Breathlessness is a common symptom with both a physiological and psychological basis. Herzog et al (Eur Respir J 2018;51:1702682) investigated the impact of observing dyspnoea in others using a series of carefully designed studies. Study 1 involved showing 44 dyspnoea-related pictures (eg, drowning, suffocating) and five neutral control pictures to 86 (61 female) participants. Breathlessness intensity was reported on the mBorg scale (0–10; higher scores=higher intensity) and their affective state using a 9-point self-assessment manikin. The same participants then watched five video sets each containing neutral, negative and dyspnoea related content. Ratings were made similarly to study 1. Study 3 combined the 40 highest dyspnoea rated pictures from study 1 with 40 neutral, 40 positive (eg, smiling person) and 40 negative pictures (eg, crying person) into a picture series and examined the responses in 50 (41 female) participants.
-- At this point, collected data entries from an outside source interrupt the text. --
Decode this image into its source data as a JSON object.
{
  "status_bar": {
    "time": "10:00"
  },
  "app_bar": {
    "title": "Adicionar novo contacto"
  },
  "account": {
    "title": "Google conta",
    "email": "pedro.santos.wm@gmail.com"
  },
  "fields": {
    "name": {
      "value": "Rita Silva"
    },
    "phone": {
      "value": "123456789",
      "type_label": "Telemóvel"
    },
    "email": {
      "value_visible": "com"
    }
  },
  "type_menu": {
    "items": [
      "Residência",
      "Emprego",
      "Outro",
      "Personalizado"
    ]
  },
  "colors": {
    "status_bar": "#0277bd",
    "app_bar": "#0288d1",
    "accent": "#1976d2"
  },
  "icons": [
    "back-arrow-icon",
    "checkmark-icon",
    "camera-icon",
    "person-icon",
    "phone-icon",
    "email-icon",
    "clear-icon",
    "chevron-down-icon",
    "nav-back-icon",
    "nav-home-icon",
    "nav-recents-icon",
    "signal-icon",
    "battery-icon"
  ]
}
Participants rated their own self perceived dyspnoea and affective state and also assessed levels of empathy and anxiety and brain responses using EEG. A subgroup of 24 participants had respiratory mechanics measured during the Study 3. All three studies demonstrated that dyspnoea related stimuli caused mild-moderate dyspnoea and increased negative affect compared with control stimuli. There was no significant effect on measured respiratory mechanics but there were increased late positive potentials detected on EEG for dyspnoea related pictures. The paper demonstrates the concept of vicarious dyspnoea and the authors argue that these findings have significant clinical impact in terms of the affect that dyspnoea can have on carers, family and friends and can be used when considering cognitive behavioural therapy in patients.

Screening for anxiety in COPD

Anxiety in COPD is associated with increased morbidity and mortality but is often under diagnosed. Barker et al. (Ann Am Thorac Soc 2018;15:926) investigated the use of the Generalised Anxiety Disorder (GAD-7) questionnaire, the Hospital Anxiety and Depression Scale (HADS-A) and the Anxiety Inventory for Respiratory Disease (AIR) in screening for anxiety in COPD in a prospective cohort study across 16 centres. The study compared scores of these three questionnaires against the Mini International Neuropsychiatric Interview (MINI) as the gold standard in 219 COPD patients. 11% of participants had a DSM V diagnosis of anxiety according to the MINI. The three questionnaires identified higher rates of elevated anxiety levels among the patient group; AIR: 38%, GAD-7: 30% and HADS-A: 20%. The internal consistency and intra-class correlations (ICC) for repeatability between in-person and telephone interview were similar for all three questionnaires; Cronbach’s alpha: 0.86–0.90 and ICC: 0.60–0.70. GAD-7 had the highest area under the curve (AUC) in the receiver-operator characteristics curves compared with HADS-A and AIR: AUC (95% CI) 0.78 (0.69 to 0.87), 0.74 (0.64 to 0.84); P=0.430 and 0.66 (0.56 to 0.76); P=0.014, respectively. Meanwhile, HADS-A had the highest specificity (85%); GAD-7: 77%, P<0.001 and AIR: 65%, P<0.001; while all three tools had similar sensitivities. Despite the high level of anxiety symptoms in COPD patients clinically diagnosed anxiety disorder was only present at a similar level to the general US population.

Footnotes

  • Competing interests None declared.

  • Patient consent Not requried.

  • Provenance and peer review Commissioned; internally peer reviewed.